Thanks for your questions!
1. Es ist immer noch frei and es ist noch frei are almost exactly the same in meaning - as you say, they would both be translated as "it is still free." The difference is the word immer, which generally translates to "always" and puts a different emphasis on the sentence. While you wouldn't translate it this way, you can think of immer noch as being like "even still" in English.
So basically, es ist noch frei means "it is still free" (with no added emphasis), and es ist immer noch frei emphasizes the "still." It provides a stress on the fact that nothing has changed. It can be used in many different situations, including ones where you would like to imply a bit of impatience (as in: yes, it is still free - same as the last time you asked) - it depends on the context and on one's tone.
2. The difference between eins and ein is that eins is only used when talking about numbers - that is, the digit "one," by itself - and ein is used both as an indefinite article ("a" in English) and when the word "one" is paired with a noun. Ein will change its form according to gender and case - for example, "I have one dog" or "I have a dog" would be Ich habe einen Hund. Eins, however, never changes its form, and you only use it when counting or referring to something's number - for example, Gleis eins is "Platform One."
Note that the number "one" is the only number that will change in case to agree with a noun. The other numbers stay the same (e.g. Ich habe zwei Hunde).

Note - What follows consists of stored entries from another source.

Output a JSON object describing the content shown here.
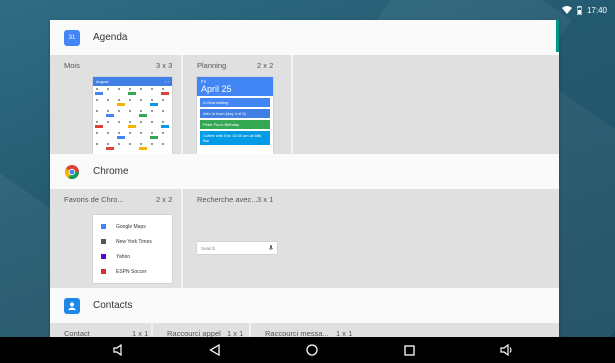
{
  "status_bar": {
    "time": "17:40",
    "icons": [
      "wifi-icon",
      "battery-icon"
    ]
  },
  "apps": [
    {
      "name": "Agenda",
      "icon": "calendar-icon",
      "icon_text": "31",
      "icon_color": "#4285f4",
      "widgets": [
        {
          "label": "Mois",
          "size": "3 x 3",
          "preview": {
            "month_title": "August"
          }
        },
        {
          "label": "Planning",
          "size": "2 x 2",
          "preview": {
            "day": "Fri",
            "date": "April 25",
            "events": [
              {
                "text": "A Gina visiting",
                "color": "#4285f4"
              },
              {
                "text": "Alex in town (day 4 of 5)",
                "color": "#3f7fe6"
              },
              {
                "text": "Peter Foo's Birthday",
                "color": "#34a853"
              },
              {
                "text": "Coffee with Eric 10:00 am at Milk Bar",
                "color": "#039be5"
              }
            ]
          }
        }
      ]
    },
    {
      "name": "Chrome",
      "icon": "chrome-icon",
      "widgets": [
        {
          "label": "Favoris de Chro...",
          "size": "2 x 2",
          "preview": {
            "bookmarks": [
              {
                "text": "Google Maps",
                "color": "#4285f4"
              },
              {
                "text": "New York Times",
                "color": "#555555"
              },
              {
                "text": "Yahoo",
                "color": "#5f01d1"
              },
              {
                "text": "ESPN Soccer",
                "color": "#d32f2f"
              }
            ]
          }
        },
        {
          "label": "Recherche avec...",
          "size": "3 x 1",
          "preview": {
            "placeholder": "Search"
          }
        }
      ]
    },
    {
      "name": "Contacts",
      "icon": "contacts-icon",
      "icon_color": "#1e88e5",
      "widgets": [
        {
          "label": "Contact",
          "size": "1 x 1"
        },
        {
          "label": "Raccourci appel",
          "size": "1 x 1"
        },
        {
          "label": "Raccourci messa...",
          "size": "1 x 1"
        }
      ]
    }
  ],
  "nav_bar": [
    "volume-down-icon",
    "back-icon",
    "home-icon",
    "recents-icon",
    "volume-up-icon"
  ]
}
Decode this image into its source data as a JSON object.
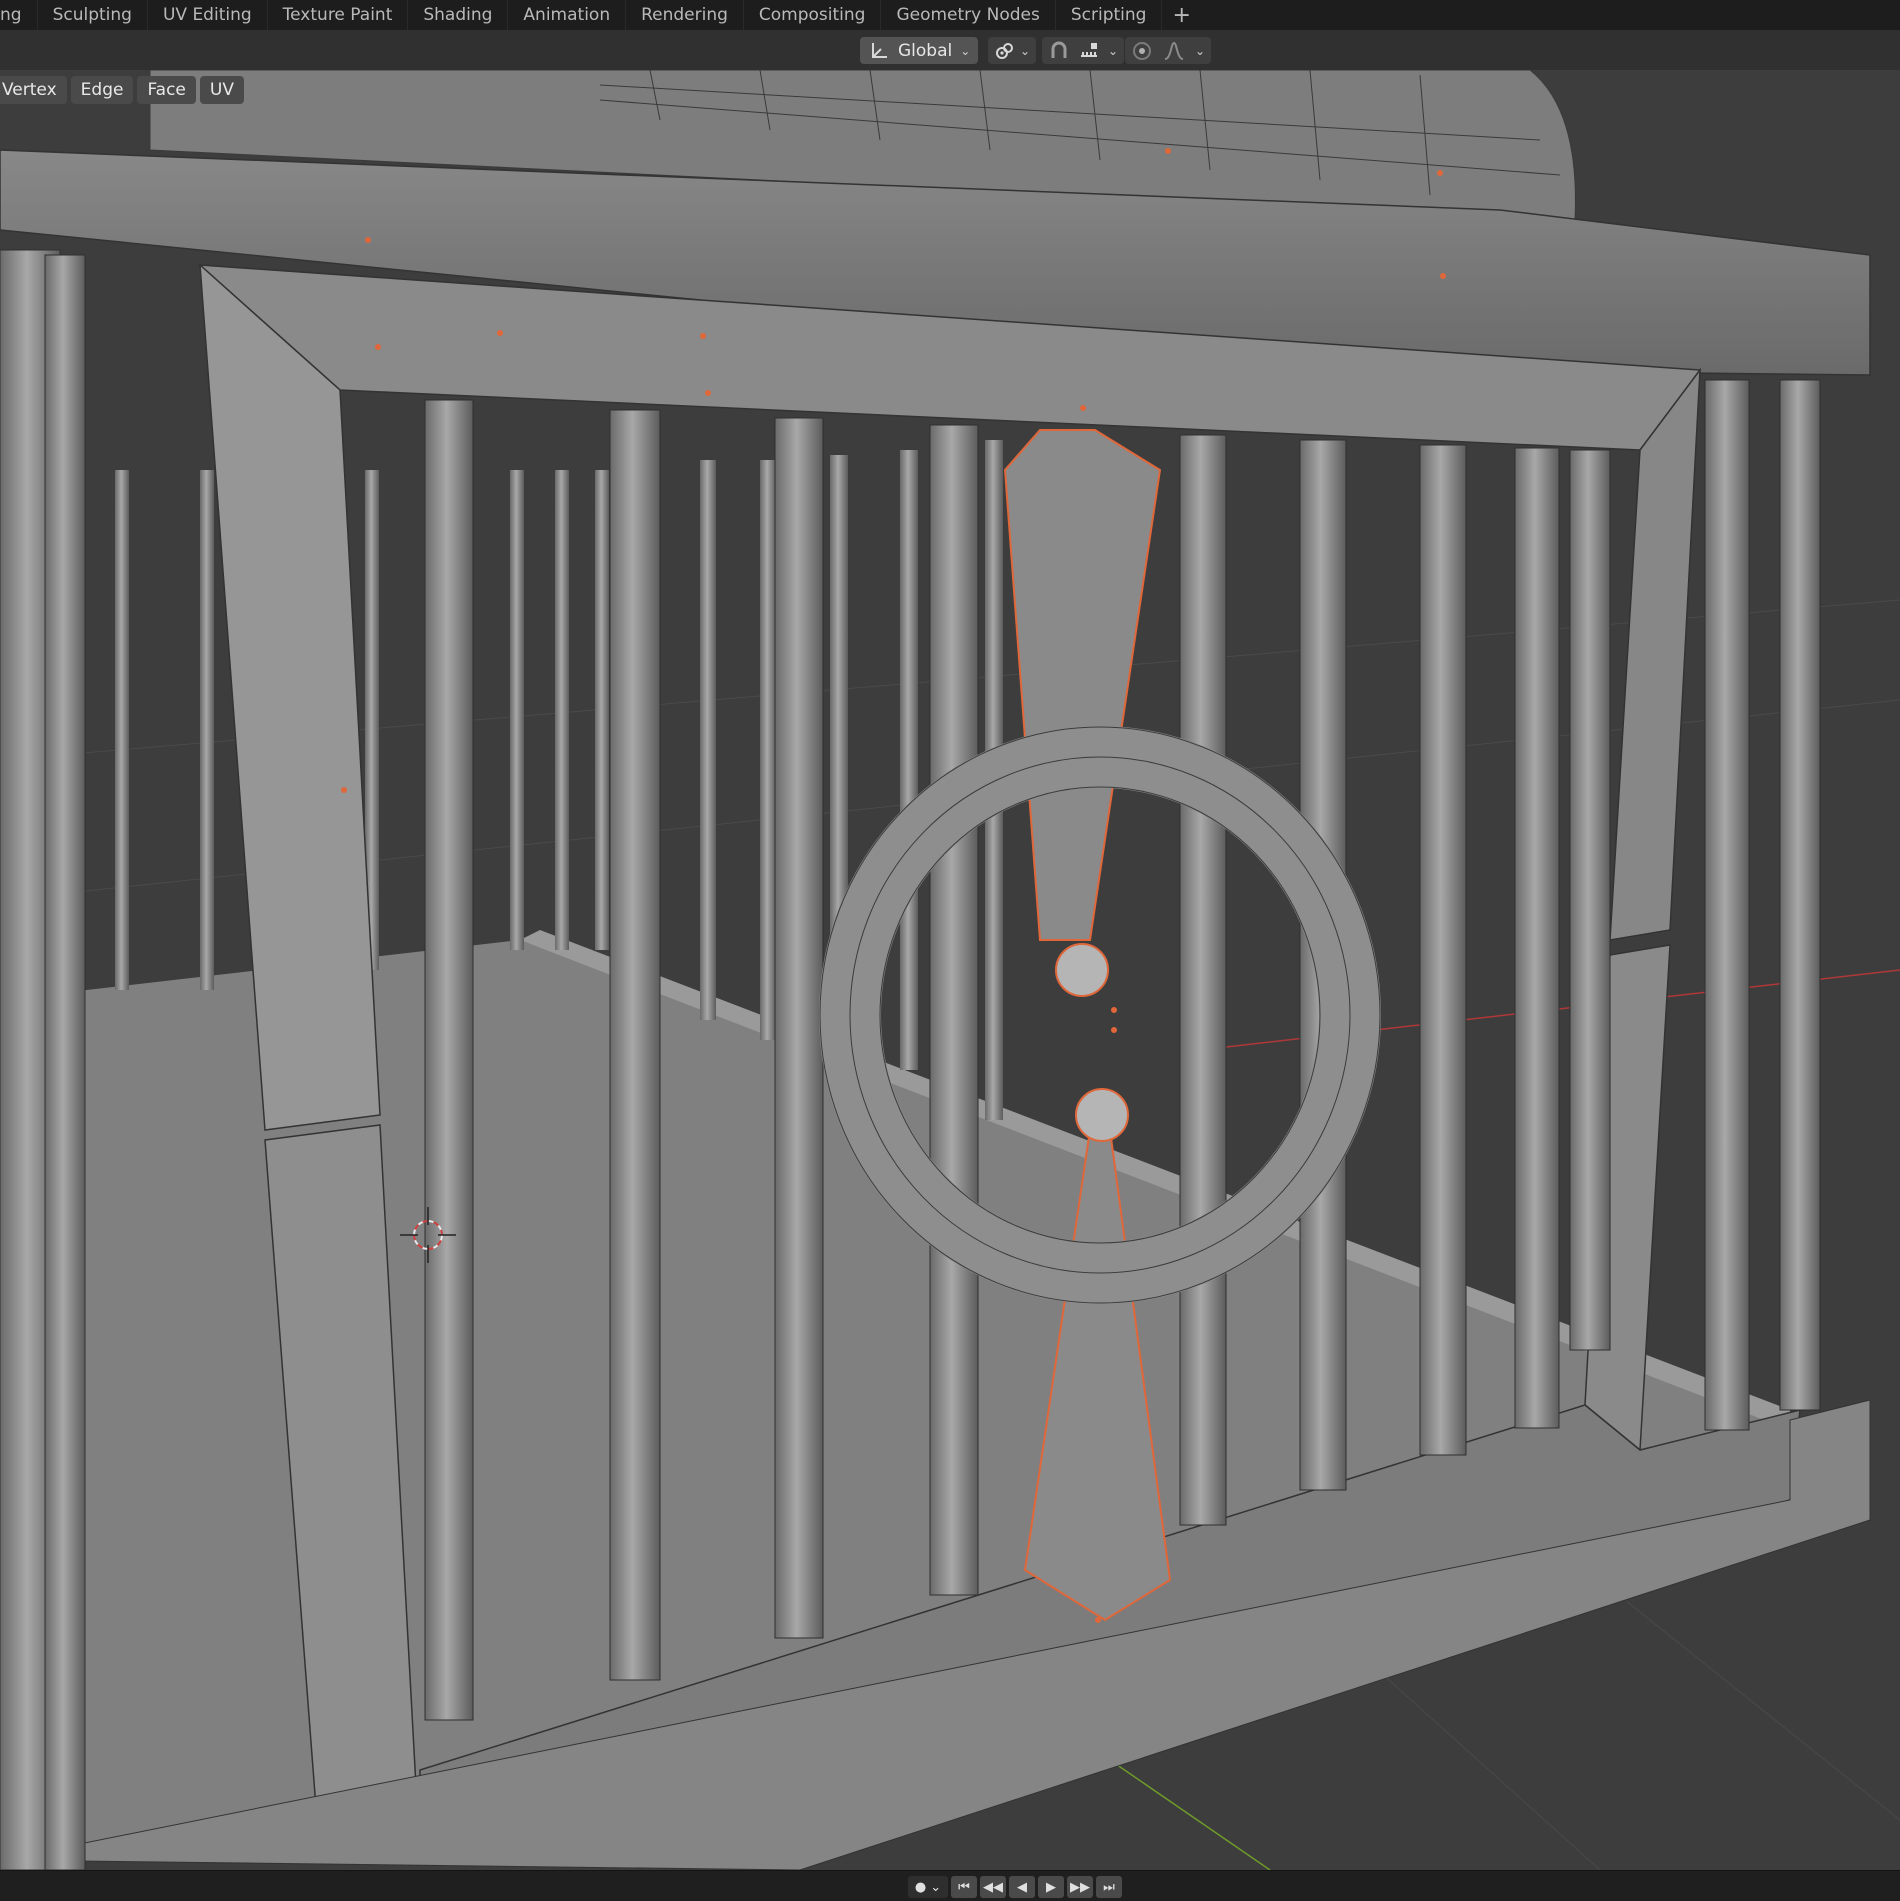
{
  "workspace_tabs": [
    {
      "label": "ng"
    },
    {
      "label": "Sculpting"
    },
    {
      "label": "UV Editing"
    },
    {
      "label": "Texture Paint"
    },
    {
      "label": "Shading"
    },
    {
      "label": "Animation"
    },
    {
      "label": "Rendering"
    },
    {
      "label": "Compositing"
    },
    {
      "label": "Geometry Nodes"
    },
    {
      "label": "Scripting"
    }
  ],
  "add_workspace_label": "+",
  "viewport_header": {
    "transform_orientation": "Global",
    "pivot_icon": "pivot-point-icon",
    "snap_icon": "magnet-snap-icon",
    "snap_target_icon": "snap-increment-icon",
    "proportional_icon": "proportional-edit-icon",
    "falloff_icon": "falloff-curve-icon"
  },
  "select_modes": [
    {
      "label": "Vertex"
    },
    {
      "label": "Edge"
    },
    {
      "label": "Face"
    },
    {
      "label": "UV"
    }
  ],
  "colors": {
    "selection_outline": "#e0673a",
    "grid_x_axis": "#b03838",
    "grid_y_axis": "#6e9a2a",
    "mesh_light": "#8c8c8c",
    "mesh_dark": "#4a4a4a",
    "background": "#3d3d3d"
  },
  "timeline": {
    "record_icon": "record-dot-icon",
    "buttons": [
      "⏮",
      "◀◀",
      "◀",
      "▶",
      "▶▶",
      "⏭"
    ]
  }
}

3. Es tut mir leid and Entschuldigung both mean "I'm sorry," but they are used in different ways. Es tut mir leid literally translates to "it causes me pain" and is used when you want to apologize for something with emotion behind your apology. For example, if you get into an argument with someone and realize you were in the wrong, you would say es tut mir leid - in this case, you genuinely feel bad and are, shall we say, "emotionally" sorry. If, on the other hand, you bump into someone on the street, you would say Entschuldigung. In this way, Entschuldigung also means "I'm sorry," but you could translate it as "excuse me" as well. It is not an emotional apology.

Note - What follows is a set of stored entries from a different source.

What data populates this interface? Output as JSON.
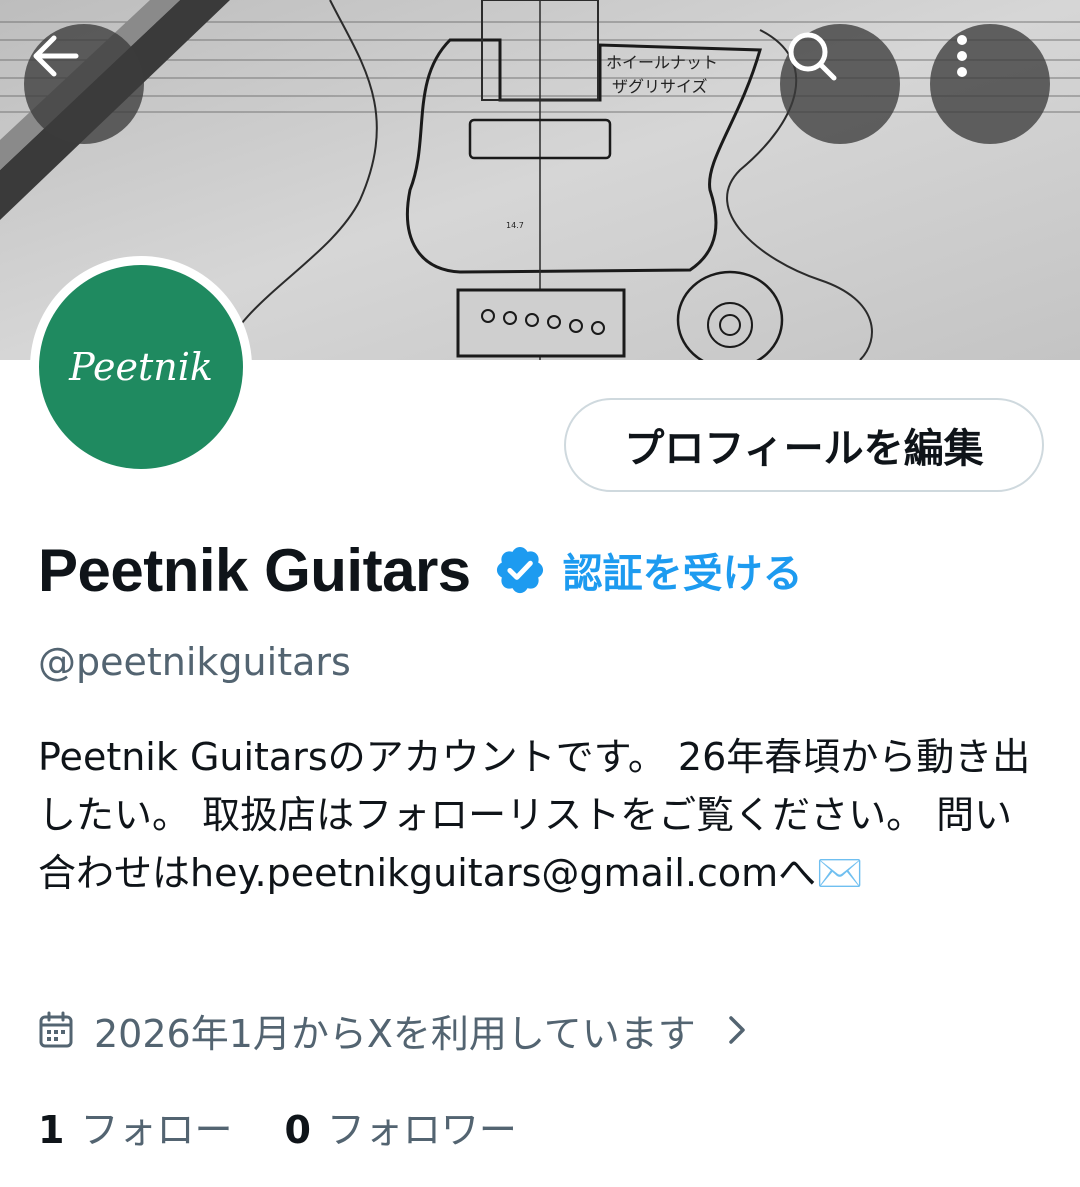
{
  "header": {
    "back_icon": "arrow-left-icon",
    "search_icon": "search-icon",
    "more_icon": "more-vertical-icon"
  },
  "banner": {
    "sketch_texts": [
      "ホイールナット",
      "ザグリサイズ",
      "14.7"
    ]
  },
  "avatar": {
    "text": "Peetnik",
    "bg_color": "#1f8a60"
  },
  "profile": {
    "edit_button": "プロフィールを編集",
    "display_name": "Peetnik Guitars",
    "verified_icon": "verified-badge-icon",
    "get_verified": "認証を受ける",
    "handle": "@peetnikguitars",
    "bio": "Peetnik Guitarsのアカウントです。 26年春頃から動き出したい。 取扱店はフォローリストをご覧ください。 問い合わせはhey.peetnikguitars@gmail.comへ✉️",
    "joined": "2026年1月からXを利用しています",
    "following_count": "1",
    "following_label": "フォロー",
    "followers_count": "0",
    "followers_label": "フォロワー"
  },
  "colors": {
    "accent": "#1d9bf0",
    "secondary_text": "#536471",
    "primary_text": "#0f1419",
    "border": "#cfd9de"
  }
}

4. Kann ich bitte eine tüte bekommen is more literally "Can I get/receive a bag" and Kann ich bitte eine tüte haben is "Can I have a bag"; they are two different verbs, but in this context, they boil down to the same meaning.
Be careful if you are plugging sentences into an automatic translation tool when first learning a language - often, you will get general translations that give you the gist, but you might miss out on the little details. When you're not sure why sentences are coming up with the same translations, try checking each word individually - this will usually get you back on the right track!